Hare found a woman breeding the dogs in Australia then booked a flight, travelling to the kennel where a three-month-old pup caught her eye.
''I flew over there, met the lady, that was at Toowoomba, and saw him, and I said 'I want him'.''
The puppy is now nine years old and is called Boz - ''because he's the boy from Oz'', Hare said.
Hare and husband Dave then brought a bitch, Xena, back to New Zealand from Australia and started Eiramwood Kennels.
Boz and Xena have had two litters, with the dogs heading off for a working life for government departments and private companies.
The puppies sold for $1200 each, with eight born in the first litter and seven in the second, she said.
''In New Zealand the cost is around $1200 to $1500 a dog.''
An insemination from Boz' sperm would cost $2500, she said.
''His line is the first line here [in New Zealand], and it's a good one, and if anybody wanted to go back to that line, I would charge them for it.''
''Mal, one of the puppies from the first litter, she's out there checking the boats that come into Tauranga for drugs,'' Marie Hare said.
A second Eiramwood dog has just gone into military service in New Zealand.
Meanwhile, she said the entire second litter were bred for company Wildlife Contracting Services, which trains them as working dogs.
''One went to Fiji for the services.
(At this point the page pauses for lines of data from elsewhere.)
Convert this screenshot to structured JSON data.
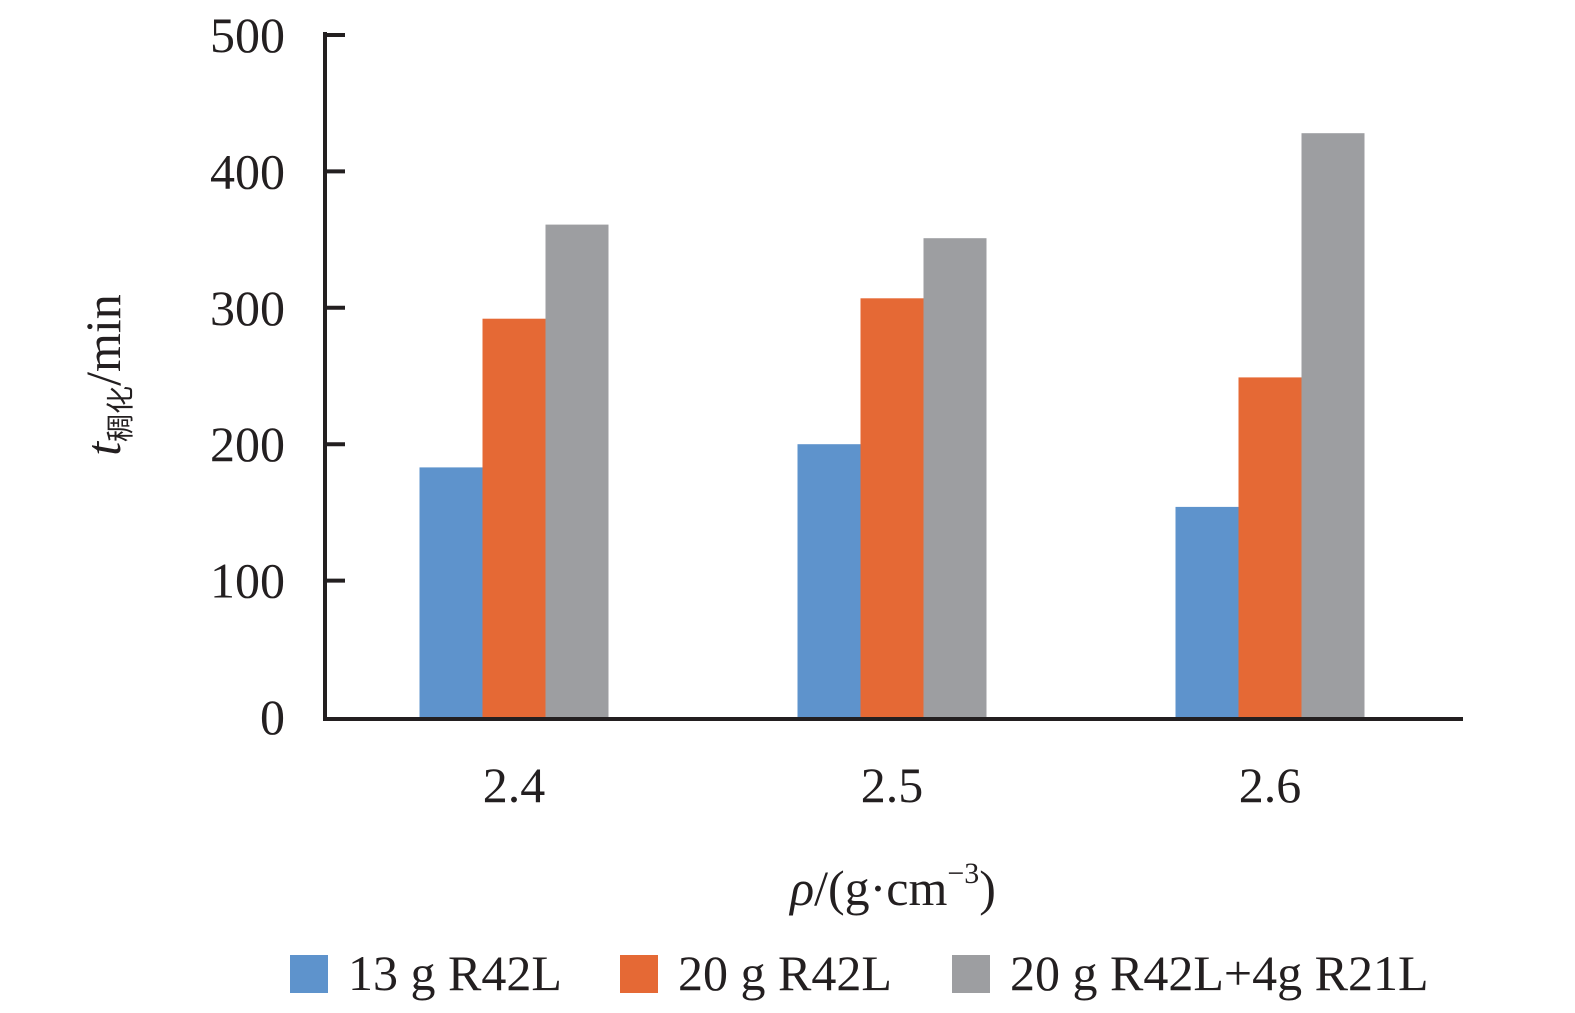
{
  "chart_data": {
    "type": "bar",
    "categories": [
      "2.4",
      "2.5",
      "2.6"
    ],
    "series": [
      {
        "name": "13 g R42L",
        "color": "#5e93cc",
        "values": [
          183,
          200,
          154
        ]
      },
      {
        "name": "20 g R42L",
        "color": "#e56935",
        "values": [
          292,
          307,
          249
        ]
      },
      {
        "name": "20 g R42L+4g R21L",
        "color": "#9d9ea1",
        "values": [
          361,
          351,
          428
        ]
      }
    ],
    "yticks": [
      "0",
      "100",
      "200",
      "300",
      "400",
      "500"
    ],
    "ylim": [
      0,
      500
    ],
    "xlabel": {
      "var": "ρ",
      "unit": "/(g·cm",
      "exp": "−3",
      "close": ")"
    },
    "ylabel": {
      "var": "t",
      "sub": "稠化",
      "unit": "/min"
    },
    "grid": false,
    "legend_position": "bottom"
  }
}
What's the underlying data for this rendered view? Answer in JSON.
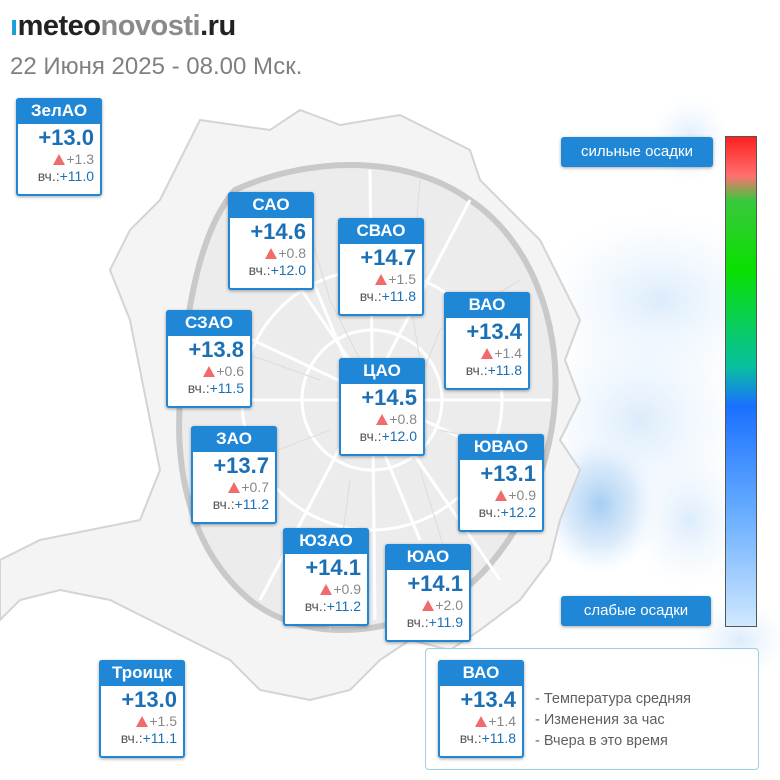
{
  "header": {
    "logo_mark": "ı",
    "logo_part1": "meteo",
    "logo_part2": "novosti",
    "logo_part3": ".ru",
    "date": "22 Июня 2025 - 08.00 Мск."
  },
  "prev_prefix": "вч.:",
  "districts": [
    {
      "id": "zelao",
      "name": "ЗелАО",
      "temp": "+13.0",
      "delta": "+1.3",
      "prev": "+11.0"
    },
    {
      "id": "sao",
      "name": "САО",
      "temp": "+14.6",
      "delta": "+0.8",
      "prev": "+12.0"
    },
    {
      "id": "svao",
      "name": "СВАО",
      "temp": "+14.7",
      "delta": "+1.5",
      "prev": "+11.8"
    },
    {
      "id": "vao",
      "name": "ВАО",
      "temp": "+13.4",
      "delta": "+1.4",
      "prev": "+11.8"
    },
    {
      "id": "szao",
      "name": "СЗАО",
      "temp": "+13.8",
      "delta": "+0.6",
      "prev": "+11.5"
    },
    {
      "id": "cao",
      "name": "ЦАО",
      "temp": "+14.5",
      "delta": "+0.8",
      "prev": "+12.0"
    },
    {
      "id": "zao",
      "name": "ЗАО",
      "temp": "+13.7",
      "delta": "+0.7",
      "prev": "+11.2"
    },
    {
      "id": "yuvao",
      "name": "ЮВАО",
      "temp": "+13.1",
      "delta": "+0.9",
      "prev": "+12.2"
    },
    {
      "id": "yuzao",
      "name": "ЮЗАО",
      "temp": "+14.1",
      "delta": "+0.9",
      "prev": "+11.2"
    },
    {
      "id": "yuao",
      "name": "ЮАО",
      "temp": "+14.1",
      "delta": "+2.0",
      "prev": "+11.9"
    },
    {
      "id": "troitsk",
      "name": "Троицк",
      "temp": "+13.0",
      "delta": "+1.5",
      "prev": "+11.1"
    }
  ],
  "precip_legend": {
    "strong": "сильные осадки",
    "weak": "слабые осадки"
  },
  "legend": {
    "sample": {
      "name": "ВАО",
      "temp": "+13.4",
      "delta": "+1.4",
      "prev": "+11.8"
    },
    "line1": "- Температура средняя",
    "line2": "- Изменения за час",
    "line3": "- Вчера в это время"
  },
  "icons": {
    "delta_up": "triangle-up-icon"
  },
  "colors": {
    "accent": "#1f87d6",
    "temp": "#1a6fb5",
    "delta_up": "#f06b6b",
    "precip_strong": "#ff2020",
    "precip_weak": "#d0e8ff"
  }
}
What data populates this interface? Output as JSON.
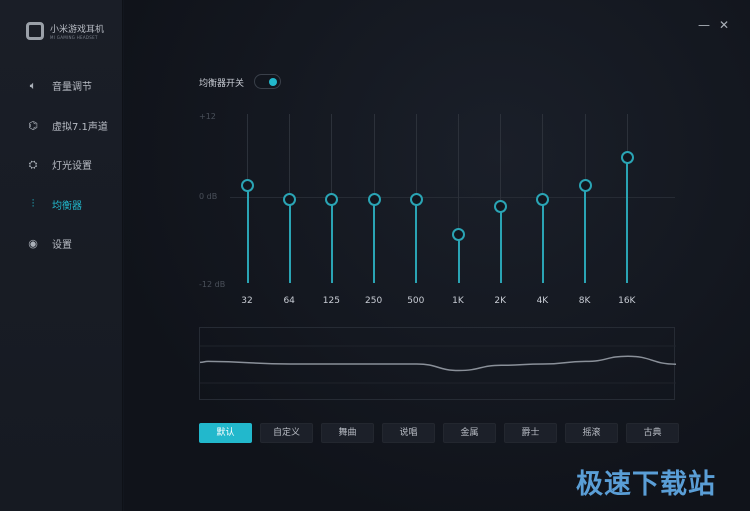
{
  "app": {
    "title": "小米游戏耳机",
    "subtitle": "MI GAMING HEADSET"
  },
  "sidebar": {
    "items": [
      {
        "label": "音量调节",
        "icon": "speaker-icon",
        "glyph": "🔈︎"
      },
      {
        "label": "虚拟7.1声道",
        "icon": "surround-icon",
        "glyph": "⌬"
      },
      {
        "label": "灯光设置",
        "icon": "light-icon",
        "glyph": "⛭"
      },
      {
        "label": "均衡器",
        "icon": "equalizer-icon",
        "glyph": "⫶",
        "active": true
      },
      {
        "label": "设置",
        "icon": "settings-icon",
        "glyph": "◉"
      }
    ]
  },
  "window": {
    "minimize": "—",
    "close": "✕"
  },
  "equalizer": {
    "switch_label": "均衡器开关",
    "enabled": true,
    "y_labels": {
      "top": "+12",
      "mid": "0 dB",
      "bottom": "-12 dB"
    },
    "accent": "#22b8cc"
  },
  "chart_data": {
    "type": "bar",
    "categories": [
      "32",
      "64",
      "125",
      "250",
      "500",
      "1K",
      "2K",
      "4K",
      "8K",
      "16K"
    ],
    "values": [
      2,
      0,
      0,
      0,
      0,
      -5,
      -1,
      0,
      2,
      6
    ],
    "ylim": [
      -12,
      12
    ],
    "ylabel": ""
  },
  "presets": [
    {
      "label": "默认",
      "active": true
    },
    {
      "label": "自定义"
    },
    {
      "label": "舞曲"
    },
    {
      "label": "说唱"
    },
    {
      "label": "金属"
    },
    {
      "label": "爵士"
    },
    {
      "label": "摇滚"
    },
    {
      "label": "古典"
    }
  ],
  "watermark": "极速下载站"
}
Another is being looked at for Corrections, and if they don't want him he's already earmarked for the Australian army, they want him.''
Hare said she enjoys the breed because they are ''quick, bright, and super intelligent''.
''What I wanted to do is prove the breed ... and show New Zealand they can be a good working dog.''
Whistle stop: Marie Hare whistles up a line of malinois dogs, from left, Boz, Xena, and their son Gazza.